Upon reaching a certain level of competency within their College, apprentice mages generally undergo a further round of testing and then receive their Journeyman Ring. These youths are then sent out into the world to ‘benefit the Academy’ in whatever way they see fit. These fall into some rough categories, though any student who can show material benefit to the University is considered a successful journeyman even if he or she does not fall into one. “Leatherhounds” seek out lost or rare information not only in the form of books but also artifacts, scrolls, and other relics or writings that will add to the collective knowledge of the Academy; these journeymen are often in the Records College, and become Librarians- a title that carries enormous weight in the Academy at large. Tinkers and Scribblers build new things and push the boundaries of what is known about magic, while Journeys go out into the world to find what project they feel is worthy of their time. Most Waitoshi mages found abroad or in adventuring groups are Journeys making their way. All journeyman mages get sponsored by a master, usually one with whom they have already studied. A sponsor provides the student with a small purse and any relevant information to their proposed task. Students are afterward expected to earn their own way.

After a period of work or travel that traditionally lasts at least five years, a journeyman student returns to the Academy and his or her sponsor. They are then taken to the Chamber of the Fifth Ring near the top of the North Tower, where they show their magical proficiency and demonstrate the value of their long endeavor to the school in front of the Senior Synod. About half are successful on their first attempt; the rest go out again to refine their craft. Having passed the examination the new Master is given one week to make a final ring, and it is grafted like the others in a special ceremony. The rank of Senior Master is one that few attain, and the ceremonies and requirements involved are a close-held secret of the school. Masters usually live in the upper reaches of one of the towers, though some choose to remain abroad. Those that live in the Academy are provided room and board, while paying a tithe of any earnings back to the school’s coffers. These Masters usually spend about half of their time teaching and half working on a project of personal interest. With a few exceptions, all Masters publish treatises on their work to be added to the enormous libraries.

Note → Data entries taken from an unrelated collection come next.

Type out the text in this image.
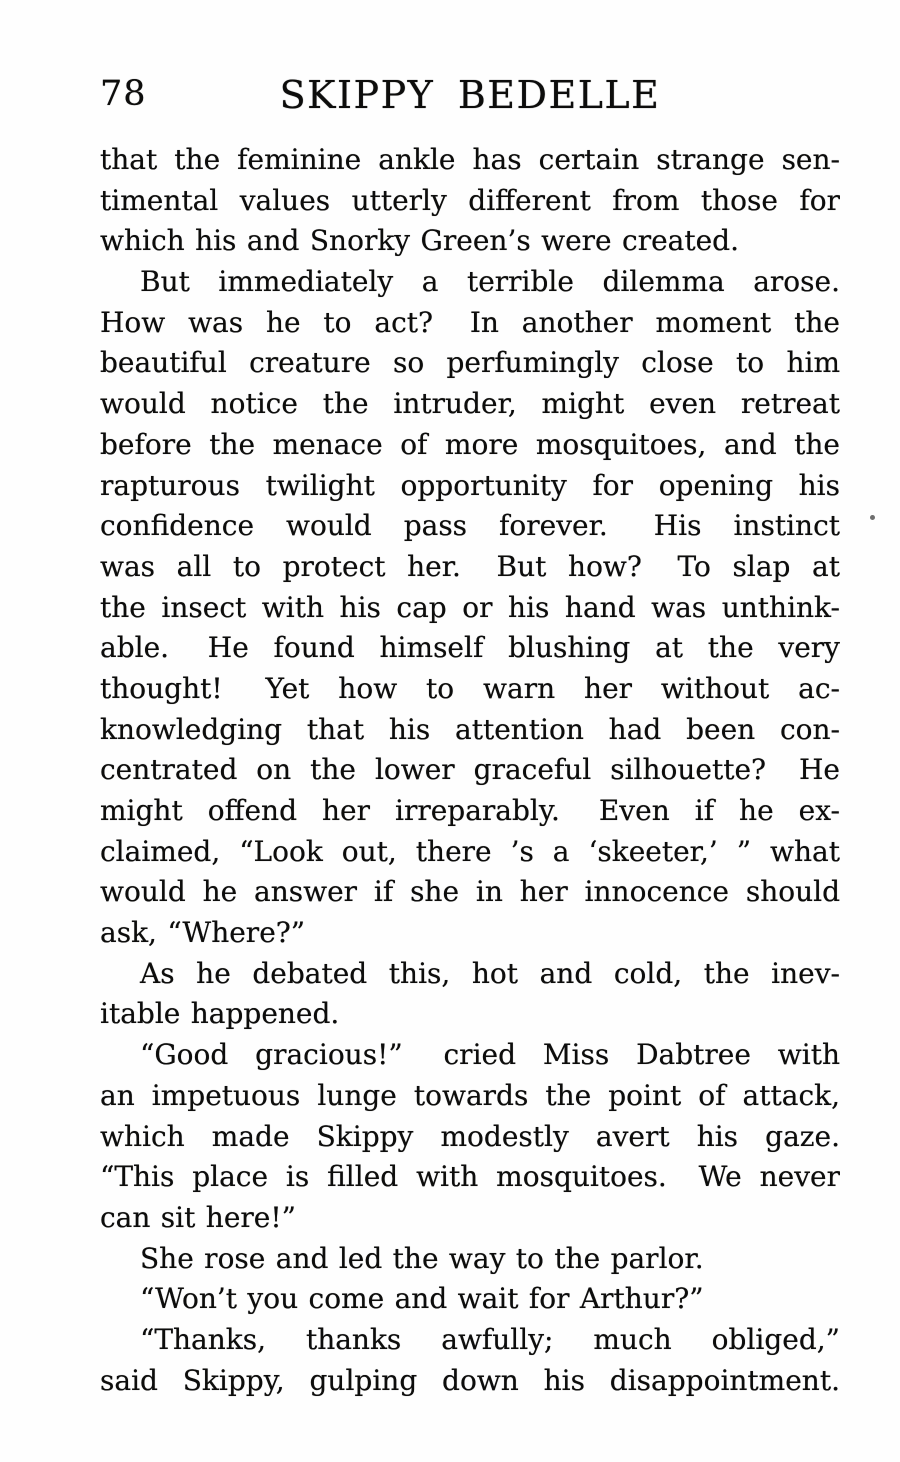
78	SKIPPY BEDELLE
that the feminine ankle has certain strange sen-
timental values utterly different from those for
which his and Snorky Green’s were created.
But immediately a terrible dilemma arose.
How was he to act?  In another moment the
beautiful creature so perfumingly close to him
would notice the intruder, might even retreat
before the menace of more mosquitoes, and the
rapturous twilight opportunity for opening his
confidence would pass forever.  His instinct
was all to protect her.  But how?  To slap at
the insect with his cap or his hand was unthink-
able.  He found himself blushing at the very
thought!  Yet how to warn her without ac-
knowledging that his attention had been con-
centrated on the lower graceful silhouette?  He
might offend her irreparably.  Even if he ex-
claimed, “Look out, there ’s a ‘skeeter,’ ” what
would he answer if she in her innocence should
ask, “Where?”
As he debated this, hot and cold, the inev-
itable happened.
“Good gracious!”  cried Miss Dabtree with
an impetuous lunge towards the point of attack,
which made Skippy modestly avert his gaze.
“This place is filled with mosquitoes.  We never
can sit here!”
She rose and led the way to the parlor.
“Won’t you come and wait for Arthur?”
“Thanks, thanks awfully; much obliged,”
said Skippy, gulping down his disappointment.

The Academy is considered the greatest center of learning in the civilized world, ahead of even the Sanctum Apotheca in Farrheim. There is significant travel to and from other realms and worlds in the upper reaches of the school, and it is a rare student indeed that gets through the first phase of his apprenticeship without coming face-to-face with an Outsider in some fashion. The Sage Synod is a collection of Masters and Senior Masters with a particular interest in new learning and the fruit of work in the field. This Synod meets every month on the new moon to discuss new trips abroad and to hear lectures on the learning of their fellows. Many non-member Masters also view these lectures via scrying device, and a few are even popular enough that students watch. One such is the firbolg sage Lynch, a very widely traveled Master who has only recently been convinced to stop making his lectures entirely in the form of sonnets. The rude limerick with which he responded to this request has been the subject of considerable glee among students, who were by and large unaware that “arse” could be so convincingly and viciously rhymed with “glass”.